Abstract

At present there is considerable interest in labeling peptides with Tc-99m for the development of target specific radiopharmaceuticals for imaging purposes. In the present study the conjugation of the bifunctional coupling agent succinimidyl-hydrazinonicotinamide (S-HYNIC) was studied and optimized in a series of peptides [molecular weight (MW) 6.5–14.3 kDa]. Aprotinin (MW 6.5 kDa), cytochrome C (MW 12.4 kDa), α-lactalbumin (MW 14.2 kDa), and lysozyme (MW 14.3 kDa) were conjugated with S-HYNIC via the ϵ amino groups of their lysine residues. The effects of molar conjugation ratio, reaction temperature, pH, and protein concentration were studied. Reaction products were analyzed both with respect to the HYNIC-substitution ratio (spectrophotometrically) as well as to the labeling efficiency silica gel-instant thin layer chromatography (SG-ITLC) and molecular size fast performance liquid chromatography (FPLC).
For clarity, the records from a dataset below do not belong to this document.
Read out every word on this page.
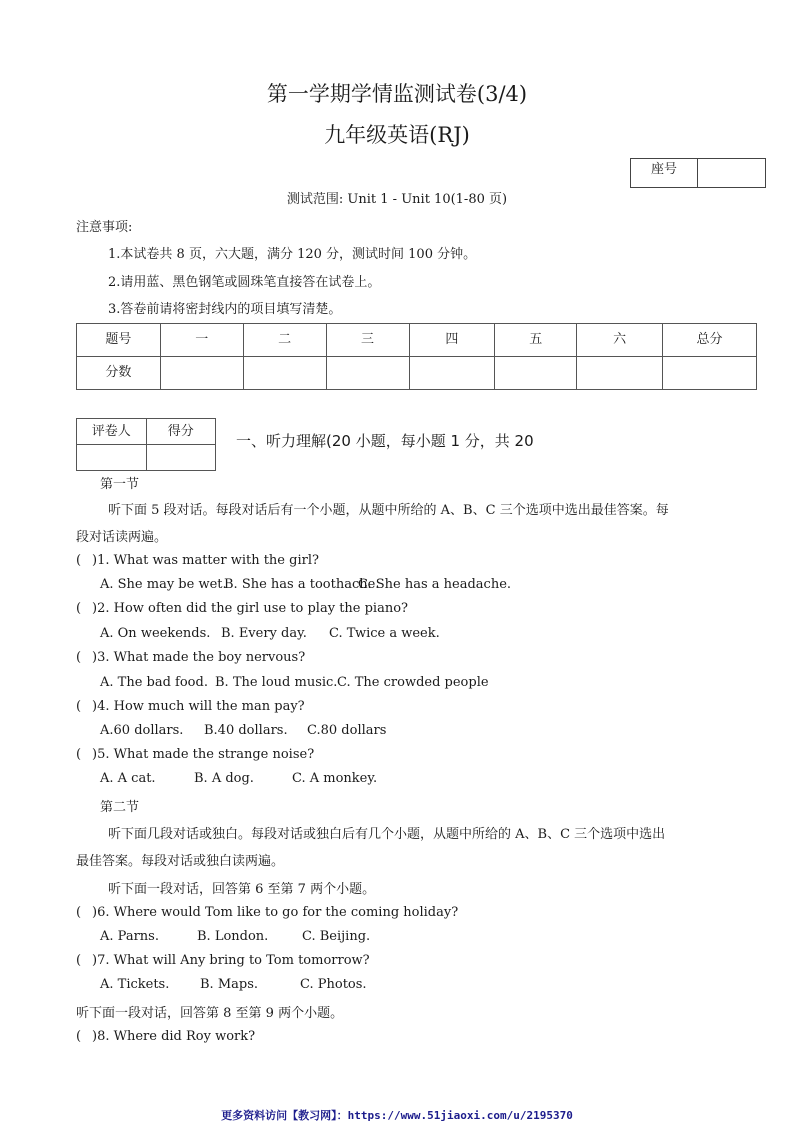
第一学期学情监测试卷(3/4)
九年级英语(RJ)
座号
测试范围: Unit 1 - Unit 10(1-80 页)
注意事项:
1.本试卷共 8 页，六大题，满分 120 分，测试时间 100 分钟。
2.请用蓝、黑色钢笔或圆珠笔直接答在试卷上。
3.答卷前请将密封线内的项目填写清楚。
题号	一	二	三	四	五	六	总分
分数							
评卷人	得分

一、听力理解(20 小题，每小题 1 分，共 20
第一节
听下面 5 段对话。每段对话后有一个小题，从题中所给的 A、B、C 三个选项中选出最佳答案。每
段对话读两遍。
( )1. What was matter with the girl?
A. She may be wet.
B. She has a toothache.
C. She has a headache.
( )2. How often did the girl use to play the piano?
A. On weekends. B. Every day. C. Twice a week.
( )3. What made the boy nervous?
A. The bad food. B. The loud music. C. The crowded people
( )4. How much will the man pay?
A.60 dollars. B.40 dollars. C.80 dollars
( )5. What made the strange noise?
A. A cat.	B. A dog.	C. A monkey.
第二节
听下面几段对话或独白。每段对话或独白后有几个小题，从题中所给的 A、B、C 三个选项中选出
最佳答案。每段对话或独白读两遍。
听下面一段对话，回答第 6 至第 7 两个小题。
( )6. Where would Tom like to go for the coming holiday?
A. Parns.	B. London.	C. Beijing.
( )7. What will Any bring to Tom tomorrow?
A. Tickets. B. Maps.	C. Photos.
听下面一段对话，回答第 8 至第 9 两个小题。
( )8. Where did Roy work?
更多资料访问【教习网】：https://www.51jiaoxi.com/u/2195370
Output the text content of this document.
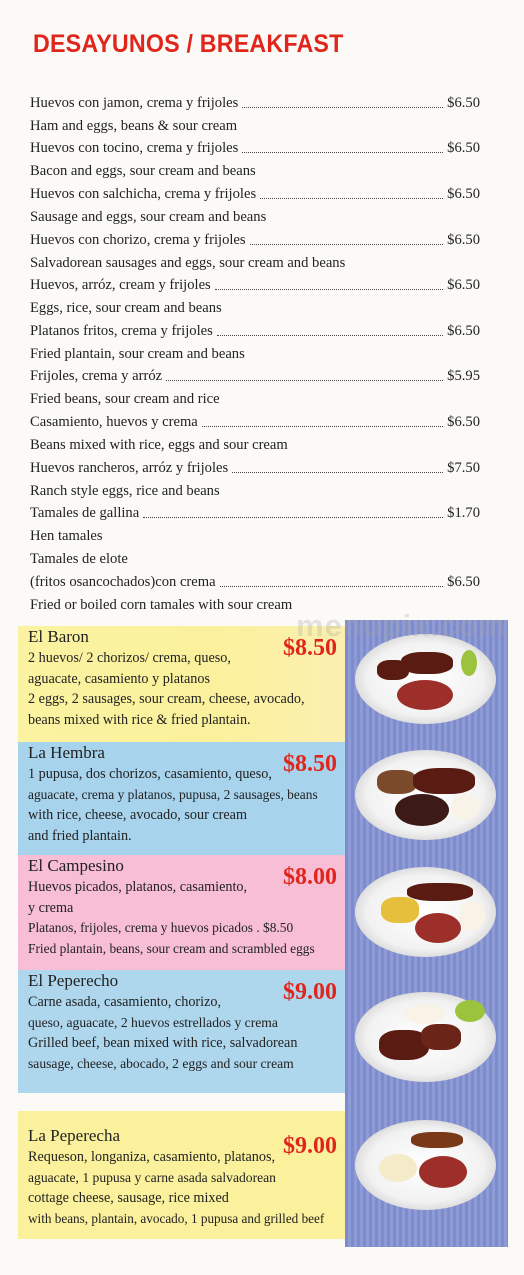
DESAYUNOS / BREAKFAST
Huevos con jamon, crema y frijoles	$6.50
Ham and eggs, beans & sour cream
Huevos con tocino, crema y frijoles	$6.50
Bacon and eggs, sour cream and beans
Huevos con salchicha, crema y frijoles	$6.50
Sausage and eggs, sour cream and beans
Huevos con chorizo, crema y frijoles	$6.50
Salvadorean sausages and eggs, sour cream and beans
Huevos, arróz, cream y frijoles	$6.50
Eggs, rice, sour cream and beans
Platanos fritos, crema y frijoles	$6.50
Fried plantain, sour cream and beans
Frijoles, crema y arróz	$5.95
Fried beans, sour cream and rice
Casamiento, huevos y crema	$6.50
Beans mixed with rice, eggs and sour cream
Huevos rancheros, arróz y frijoles	$7.50
Ranch style eggs, rice and beans
Tamales de gallina	$1.70
Hen tamales
Tamales de elote
(fritos osancochados)con crema	$6.50
Fried or boiled corn tamales with sour cream
El Baron	$8.50
2 huevos/ 2 chorizos/ crema, queso,
aguacate, casamiento y platanos
2 eggs, 2 sausages, sour cream, cheese, avocado,
beans mixed with rice & fried plantain.
La Hembra	$8.50
1 pupusa, dos chorizos, casamiento, queso,
aguacate, crema y platanos, pupusa, 2 sausages, beans
with rice, cheese, avocado, sour cream
and fried plantain.
El Campesino	$8.00
Huevos picados, platanos, casamiento,
y crema
Platanos, frijoles, crema y huevos picados . $8.50
Fried plantain, beans, sour cream and scrambled eggs
El Peperecho	$9.00
Carne asada, casamiento, chorizo,
queso, aguacate, 2 huevos estrellados y crema
Grilled beef, bean mixed with rice, salvadorean
sausage, cheese, abocado, 2 eggs and sour cream
La Peperecha	$9.00
Requeson, longaniza, casamiento, platanos,
aguacate, 1 pupusa y carne asada salvadorean
cottage cheese, sausage, rice mixed
with beans, plantain, avocado, 1 pupusa and grilled beef
menupix.com
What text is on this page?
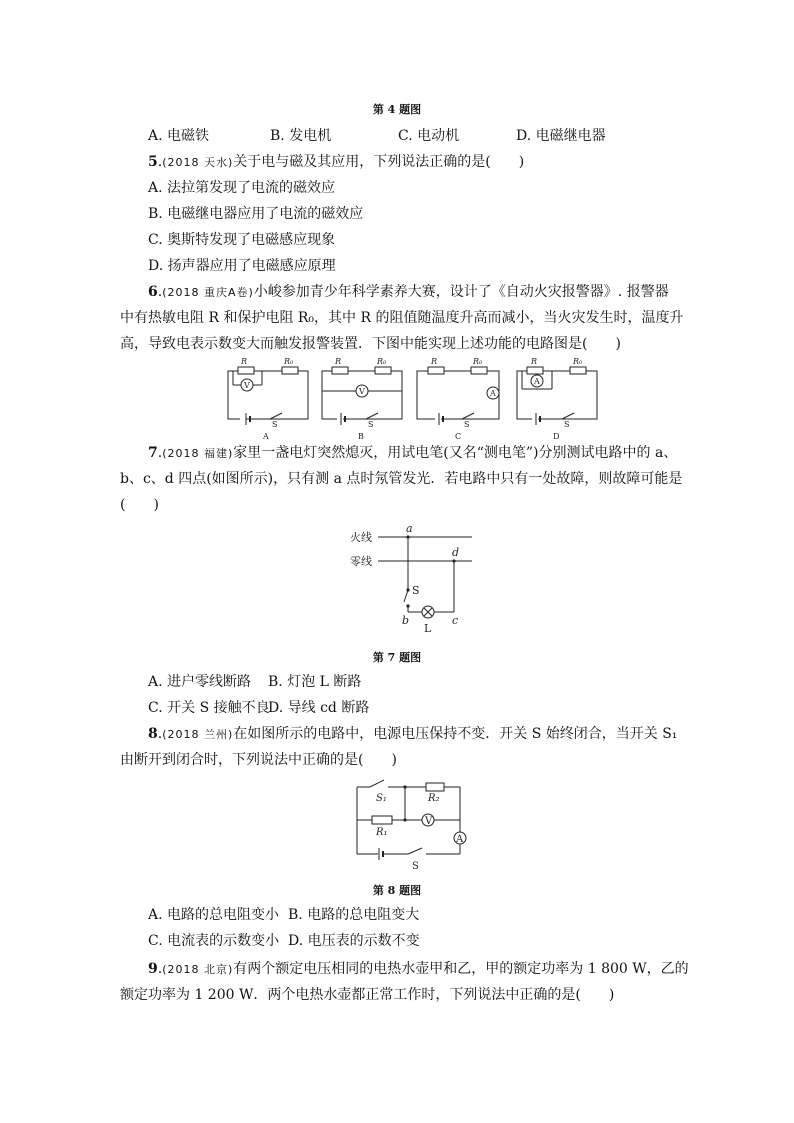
第 4 题图
A. 电磁铁	B. 发电机	C. 电动机	D. 电磁继电器
5.(2018 天水)关于电与磁及其应用，下列说法正确的是(　　)
A. 法拉第发现了电流的磁效应
B. 电磁继电器应用了电流的磁效应
C. 奥斯特发现了电磁感应现象
D. 扬声器应用了电磁感应原理
6.(2018 重庆A卷)小峻参加青少年科学素养大赛，设计了《自动火灾报警器》. 报警器
中有热敏电阻 R 和保护电阻 R₀，其中 R 的阻值随温度升高而减小，当火灾发生时，温度升
高，导致电表示数变大而触发报警装置．下图中能实现上述功能的电路图是(　　)
R	R₀
V
S
A
R	R₀
V
S
B
R	R₀
A
S
C
R	R₀
A
S
D
7.(2018 福建)家里一盏电灯突然熄灭，用试电笔(又名“测电笔”)分别测试电路中的 a、
b、c、d 四点(如图所示)，只有测 a 点时氖管发光．若电路中只有一处故障，则故障可能是
(　　)
火线
零线
a
d
S
b
L
c
第 7 题图
A. 进户零线断路 B. 灯泡 L 断路
C. 开关 S 接触不良
D. 导线 cd 断路
8.(2018 兰州)在如图所示的电路中，电源电压保持不变．开关 S 始终闭合，当开关 S₁
由断开到闭合时，下列说法中正确的是(　　)
S₁	R₂
R₁
V
A
S
第 8 题图
A. 电路的总电阻变小 B. 电路的总电阻变大
C. 电流表的示数变小 D. 电压表的示数不变
9.(2018 北京)有两个额定电压相同的电热水壶甲和乙，甲的额定功率为 1 800 W，乙的
额定功率为 1 200 W．两个电热水壶都正常工作时，下列说法中正确的是(　　)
The effects of conjugation on biological activity were studied in three proteins binding to receptors on leukocytes: interleukin-8 (MW 8.5 kDa), interleukin-1α (MW 17 kDa), and interleukin-1 receptor antagonist (MW 17 kDa). The labeling efficiency of aprotinin, cytochrome c, α-lactalbumin, and lysozyme conjugated under optimal conjugation conditions exceeded 90%. Specific activities obtained were up to 7.5 MBq/μg. Conjugation was most efficient at 0°C (as compared to 20 and 40°C), at pH 8.2 (as compared to 6.0, 7.2, and 9.5), and at protein concentrations ≥ 2.5 mg/mL. In general, efficiency increased with increasing molar conjugation ratio (protein-HYNIC-ratio 1:3 < 1:6 < 1:15 < 1:30). For the receptor binding proteins, biological activity was preserved only under the mildest conjugation conditions. For each of these proteins an inverse relation between labeling efficiency and receptor binding capacity was found. Labeling proteins with 99mTc using S-HYNIC is easy, rapid, and efficient, and preparations with high specific activity can be obtained. However, biological activity of proteins may be lost at high HYNIC-substitution ratios. With the proteins tested here a careful balancing of reaction conditions resulted in acceptable, although suboptimal, labeling efficiencies and preservation of biological activity.